Pour remaining oil into the frying pan, heat well, and add the spice paste. Stir and fry for just 30 seconds, so that the spices don’t burn. Quickly but carefully (it may spit!) add the water and tomato paste to stop the spices from cooking.

Bring to a simmer and add the sugar, lemon juice, 3⁄4 teaspoon salt and some pepper. Taste for seasoning.

Put fish in sauce, bring to a gentle simmer, cover pan and cook for 7 to 11 minutes, depending on size of fish, until it is just done. Remove pan from heat, take off the lid, and leave to cool.

Serve fish just warm or at room temperature.

Garnish each serving with cilantro and a lemon wedge.

JERUSALEM KUGEL

This rich, peppery, caramel-flavored kugel is served in Jerusalem synagogues for the kiddush after Shabbat morning services. The kugel is dense and rich and has an intriguing peppery yet slightly sweet taste. It bakes all night in a very low-heat oven and turns deep brown throughout.

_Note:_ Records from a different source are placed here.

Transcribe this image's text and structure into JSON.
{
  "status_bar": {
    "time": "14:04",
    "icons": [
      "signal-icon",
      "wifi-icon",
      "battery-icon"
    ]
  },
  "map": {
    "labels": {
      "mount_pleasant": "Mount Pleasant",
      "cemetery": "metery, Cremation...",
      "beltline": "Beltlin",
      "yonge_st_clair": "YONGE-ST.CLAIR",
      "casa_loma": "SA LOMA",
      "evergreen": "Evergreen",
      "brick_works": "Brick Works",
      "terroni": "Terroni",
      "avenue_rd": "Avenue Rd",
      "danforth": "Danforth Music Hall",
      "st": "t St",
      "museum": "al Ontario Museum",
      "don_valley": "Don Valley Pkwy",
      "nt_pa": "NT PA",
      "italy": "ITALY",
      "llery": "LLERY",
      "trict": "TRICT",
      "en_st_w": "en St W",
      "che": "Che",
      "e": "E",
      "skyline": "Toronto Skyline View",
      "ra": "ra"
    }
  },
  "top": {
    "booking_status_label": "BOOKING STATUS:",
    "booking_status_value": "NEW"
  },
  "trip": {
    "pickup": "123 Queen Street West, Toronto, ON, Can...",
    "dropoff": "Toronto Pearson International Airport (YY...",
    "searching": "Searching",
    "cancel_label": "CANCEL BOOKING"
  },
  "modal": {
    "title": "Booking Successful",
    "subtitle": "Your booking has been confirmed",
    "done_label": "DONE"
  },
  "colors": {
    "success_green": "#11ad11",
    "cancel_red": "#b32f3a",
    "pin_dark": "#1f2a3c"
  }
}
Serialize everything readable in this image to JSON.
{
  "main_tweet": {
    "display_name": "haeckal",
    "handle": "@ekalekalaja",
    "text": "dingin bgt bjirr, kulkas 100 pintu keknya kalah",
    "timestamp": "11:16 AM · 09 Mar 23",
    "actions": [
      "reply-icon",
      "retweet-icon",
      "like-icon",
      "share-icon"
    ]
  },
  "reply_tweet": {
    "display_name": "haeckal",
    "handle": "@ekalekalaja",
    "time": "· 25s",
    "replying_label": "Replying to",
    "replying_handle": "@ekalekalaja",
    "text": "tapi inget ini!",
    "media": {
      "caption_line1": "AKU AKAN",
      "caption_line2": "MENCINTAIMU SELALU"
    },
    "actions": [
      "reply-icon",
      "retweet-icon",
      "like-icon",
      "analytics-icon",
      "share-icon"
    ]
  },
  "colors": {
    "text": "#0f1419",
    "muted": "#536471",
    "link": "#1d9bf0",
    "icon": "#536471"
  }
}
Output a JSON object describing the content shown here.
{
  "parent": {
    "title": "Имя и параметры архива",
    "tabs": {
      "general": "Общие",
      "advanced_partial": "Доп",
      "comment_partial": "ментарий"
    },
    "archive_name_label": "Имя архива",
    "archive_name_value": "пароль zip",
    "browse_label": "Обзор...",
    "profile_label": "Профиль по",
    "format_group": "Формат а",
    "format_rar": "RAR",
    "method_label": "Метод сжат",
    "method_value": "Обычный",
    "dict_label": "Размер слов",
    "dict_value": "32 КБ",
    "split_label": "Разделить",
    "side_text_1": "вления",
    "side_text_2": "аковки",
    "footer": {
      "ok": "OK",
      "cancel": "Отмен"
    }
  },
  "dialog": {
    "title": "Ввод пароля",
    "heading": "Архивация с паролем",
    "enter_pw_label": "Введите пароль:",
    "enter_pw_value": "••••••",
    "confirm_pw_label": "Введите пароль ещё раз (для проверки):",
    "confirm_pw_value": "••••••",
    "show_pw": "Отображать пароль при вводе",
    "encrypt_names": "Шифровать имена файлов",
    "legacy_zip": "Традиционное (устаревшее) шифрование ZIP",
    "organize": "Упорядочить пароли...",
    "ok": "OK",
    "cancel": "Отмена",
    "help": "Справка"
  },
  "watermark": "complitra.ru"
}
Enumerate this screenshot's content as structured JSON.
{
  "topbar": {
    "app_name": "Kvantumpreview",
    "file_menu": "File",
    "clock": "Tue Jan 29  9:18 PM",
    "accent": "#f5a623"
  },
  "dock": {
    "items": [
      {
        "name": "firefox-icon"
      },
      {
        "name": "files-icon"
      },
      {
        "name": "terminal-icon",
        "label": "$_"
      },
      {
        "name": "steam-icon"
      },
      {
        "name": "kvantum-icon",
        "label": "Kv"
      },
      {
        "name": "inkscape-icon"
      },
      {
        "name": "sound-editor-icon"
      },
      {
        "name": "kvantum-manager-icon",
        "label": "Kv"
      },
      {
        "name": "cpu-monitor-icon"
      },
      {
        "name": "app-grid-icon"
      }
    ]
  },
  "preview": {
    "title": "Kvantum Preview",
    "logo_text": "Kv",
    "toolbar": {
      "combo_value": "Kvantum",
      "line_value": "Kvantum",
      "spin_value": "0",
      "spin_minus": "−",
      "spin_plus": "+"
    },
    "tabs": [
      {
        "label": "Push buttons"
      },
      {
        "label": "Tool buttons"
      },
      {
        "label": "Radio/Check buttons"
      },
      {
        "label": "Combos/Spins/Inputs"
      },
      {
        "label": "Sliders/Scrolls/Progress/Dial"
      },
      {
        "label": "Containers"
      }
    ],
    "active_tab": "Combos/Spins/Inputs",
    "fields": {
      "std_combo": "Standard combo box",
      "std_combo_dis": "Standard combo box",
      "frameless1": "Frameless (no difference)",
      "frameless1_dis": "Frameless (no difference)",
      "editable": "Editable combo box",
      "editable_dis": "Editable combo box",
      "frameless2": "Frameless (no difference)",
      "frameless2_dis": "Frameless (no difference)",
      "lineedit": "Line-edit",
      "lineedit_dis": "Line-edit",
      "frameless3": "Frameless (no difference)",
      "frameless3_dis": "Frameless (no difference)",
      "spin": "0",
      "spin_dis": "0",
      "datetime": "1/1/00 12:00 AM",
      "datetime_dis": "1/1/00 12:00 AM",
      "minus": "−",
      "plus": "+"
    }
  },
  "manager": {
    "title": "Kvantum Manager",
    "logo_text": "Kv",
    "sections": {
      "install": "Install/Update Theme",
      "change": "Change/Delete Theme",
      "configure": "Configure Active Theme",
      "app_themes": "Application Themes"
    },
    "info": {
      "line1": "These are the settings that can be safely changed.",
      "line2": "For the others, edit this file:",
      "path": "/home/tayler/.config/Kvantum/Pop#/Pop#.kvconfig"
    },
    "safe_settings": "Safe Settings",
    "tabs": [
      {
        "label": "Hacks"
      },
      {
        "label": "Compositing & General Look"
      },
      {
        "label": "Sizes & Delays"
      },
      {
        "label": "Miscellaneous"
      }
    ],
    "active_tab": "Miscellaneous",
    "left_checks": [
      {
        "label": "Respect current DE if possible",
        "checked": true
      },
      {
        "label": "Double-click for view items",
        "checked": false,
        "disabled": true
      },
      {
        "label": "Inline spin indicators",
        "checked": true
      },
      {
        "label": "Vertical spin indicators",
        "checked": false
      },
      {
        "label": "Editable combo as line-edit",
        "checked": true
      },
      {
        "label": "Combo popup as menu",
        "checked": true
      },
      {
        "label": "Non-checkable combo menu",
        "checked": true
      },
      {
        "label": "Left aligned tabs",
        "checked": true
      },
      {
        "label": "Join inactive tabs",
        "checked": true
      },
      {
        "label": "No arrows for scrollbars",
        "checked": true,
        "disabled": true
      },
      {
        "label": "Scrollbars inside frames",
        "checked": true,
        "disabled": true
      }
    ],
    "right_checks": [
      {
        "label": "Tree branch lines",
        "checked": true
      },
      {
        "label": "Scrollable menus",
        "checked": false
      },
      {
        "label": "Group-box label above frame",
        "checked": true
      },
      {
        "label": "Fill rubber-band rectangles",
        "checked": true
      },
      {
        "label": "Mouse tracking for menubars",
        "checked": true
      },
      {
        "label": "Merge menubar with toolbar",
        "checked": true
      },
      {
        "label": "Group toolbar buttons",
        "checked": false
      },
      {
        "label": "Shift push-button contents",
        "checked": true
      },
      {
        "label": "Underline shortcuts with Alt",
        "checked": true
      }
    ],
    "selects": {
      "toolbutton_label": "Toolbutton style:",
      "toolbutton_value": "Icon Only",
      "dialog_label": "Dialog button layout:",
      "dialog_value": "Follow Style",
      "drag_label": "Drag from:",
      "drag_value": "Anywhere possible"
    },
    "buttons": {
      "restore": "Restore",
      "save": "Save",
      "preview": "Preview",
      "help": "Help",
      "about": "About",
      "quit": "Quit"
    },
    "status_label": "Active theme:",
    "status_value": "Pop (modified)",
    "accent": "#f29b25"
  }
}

If you prefer to bake the kugel faster, you can bake it uncovered at medium heat (180ºC or 350ºF) for 1 hour. It will still taste good but its color will not be as deep. You can reheat any leftover kugel slices by wrapping them in foil and heating them in a toaster oven on medium heat.

Makes 8 to 10 servings
350 gr. (12 ounces) fine egg noodles
3 large eggs
1⁄3 cup sugar
1⁄2 cup vegetable oil
1 tsp. salt
1 tsp. ground pepper

Generously grease a round 8-cup casserole. Cook noodles in a large pot of boiling salted water about 5 minutes or until barely tender. Drain, return to pot, and toss briefly with 3 tablespoons of the oil. Keep on stove so noodles remain warm; do not cover.

Pour remaining oil into a heavy saucepan, and then add sugar. Heat over low heat, shaking pan gently from time to time; do not stir. Cook 15 to 20 minutes or until sugar turns deep brown.

Gradually add mixture to noodles, mixing well with tongs. Caution: the caramelized sugar is very hot.

Beat eggs with salt and pepper. Add to noodle mixture and mix well. Transfer to greased casserole. Cover with foil and with a lid.

Put kugel in oven set at 82-93ºC (180- 200ºF). Bake kugel overnight, or up to 14 hours. Run a knife around its edge and turn out onto a round platter. Serve hot, in slices.